Dear grangranby my GD was just like this at this age and through her mother's constant badgering of doctors was diagnosed as autistic when we feel her behaviour was a joint response to a painful divorce (her father left just after she was born) and my daughter focused on the baby and her need to get maximum sympathy from everyone. Her baby my GD was taken through years of hospital visits etc etc which made her and my daughter feel very special. This included welfare benefits and additional teaching support all through school. Now at 15 she shows no signs of autism just stroppy teenager. She does extremely well at school and at dance school. We feel strongly that her diagnosis was made too quickly. My daughter has a strange relationship with health and seems to enjoy hospital visits and all the attention this has brought her and her daughter all these years so much so that as her daughter grew and showed no sign of autism she decided she was ill and has a very odd condition that appears to have no outwards signs but requires multiple hospital visits.
I hope this little person develops well and as others have wisely advised some socialisation and less electronic gadgets will be good whichever is the case.

Nelliemoser Fri 18-Jul-14 09:09:09

suebailey You have described your Dils behaviour well. It would make me suspicious that your Dil has some degree of "Munchhausens syndrome" by proxy. She is enjoying attention from medics etc, only your Dil is doing it on behalf of her daughter rather than herself.
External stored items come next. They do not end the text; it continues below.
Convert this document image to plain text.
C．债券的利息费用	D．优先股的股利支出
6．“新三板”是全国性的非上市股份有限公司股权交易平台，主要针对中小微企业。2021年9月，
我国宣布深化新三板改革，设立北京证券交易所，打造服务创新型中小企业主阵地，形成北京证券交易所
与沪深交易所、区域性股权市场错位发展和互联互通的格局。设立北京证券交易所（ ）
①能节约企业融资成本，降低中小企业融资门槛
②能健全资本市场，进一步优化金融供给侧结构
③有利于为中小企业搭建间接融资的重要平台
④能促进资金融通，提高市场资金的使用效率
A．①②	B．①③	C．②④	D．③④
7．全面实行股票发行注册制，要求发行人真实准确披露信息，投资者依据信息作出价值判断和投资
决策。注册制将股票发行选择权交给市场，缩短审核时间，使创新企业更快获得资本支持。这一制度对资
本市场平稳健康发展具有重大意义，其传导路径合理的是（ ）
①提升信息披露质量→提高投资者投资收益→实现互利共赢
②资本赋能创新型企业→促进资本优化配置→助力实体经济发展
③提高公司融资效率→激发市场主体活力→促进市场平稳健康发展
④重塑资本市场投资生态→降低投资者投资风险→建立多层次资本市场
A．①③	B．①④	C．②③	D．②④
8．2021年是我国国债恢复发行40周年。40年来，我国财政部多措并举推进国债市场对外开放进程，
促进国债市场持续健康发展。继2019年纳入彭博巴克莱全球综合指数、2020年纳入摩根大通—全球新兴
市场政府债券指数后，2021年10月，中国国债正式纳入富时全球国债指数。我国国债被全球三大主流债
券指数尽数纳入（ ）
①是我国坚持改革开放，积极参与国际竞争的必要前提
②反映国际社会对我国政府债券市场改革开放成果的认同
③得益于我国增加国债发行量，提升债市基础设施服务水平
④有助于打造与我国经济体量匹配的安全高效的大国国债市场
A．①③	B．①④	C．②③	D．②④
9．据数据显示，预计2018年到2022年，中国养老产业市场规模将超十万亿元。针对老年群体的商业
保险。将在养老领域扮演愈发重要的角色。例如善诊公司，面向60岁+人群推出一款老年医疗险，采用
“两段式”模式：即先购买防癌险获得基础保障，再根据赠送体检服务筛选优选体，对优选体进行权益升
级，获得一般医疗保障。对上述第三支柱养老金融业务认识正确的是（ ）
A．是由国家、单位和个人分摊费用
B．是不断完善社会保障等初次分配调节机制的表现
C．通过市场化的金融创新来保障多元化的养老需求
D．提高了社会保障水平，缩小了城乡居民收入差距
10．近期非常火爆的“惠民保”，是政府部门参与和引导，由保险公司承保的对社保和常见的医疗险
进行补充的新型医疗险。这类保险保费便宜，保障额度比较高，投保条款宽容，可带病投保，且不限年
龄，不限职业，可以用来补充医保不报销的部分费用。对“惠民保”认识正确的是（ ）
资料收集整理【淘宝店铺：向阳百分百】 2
nightowl Fri 18-Jul-14 10:47:30

grannygranby, I realise this quite an old thread but I would say please keep your worries to yourself as speaking out will only alienate your DIL. Your DGD may have problems or she may not, but as others have said, if she does they will be picked up at nursery soon enough. If and when that happens your support will be needed and it will be better if your relationships are good.

When my DGS was about two, my daughter and her partner took him to meet up with some members of the extended family who live at the other end of the country. Soon afterwards other members of the family (who had clearly been in touch with these relatives) got in touch with DD suggesting that 'there might be something different about DGS' as he 'didn't play like other children'. This caused a great deal of distress and worry for my daughter - even though she and her partner were sure the concerns were unfounded - and almost caused a family rift. My DGS is now a happy, lively almost 4 year old who goes to nursery and is developing well. I think it is very difficult to form a judgement about a child at such a young age, particularly when you don't see the child often. In the meantime I think silence is the best policy.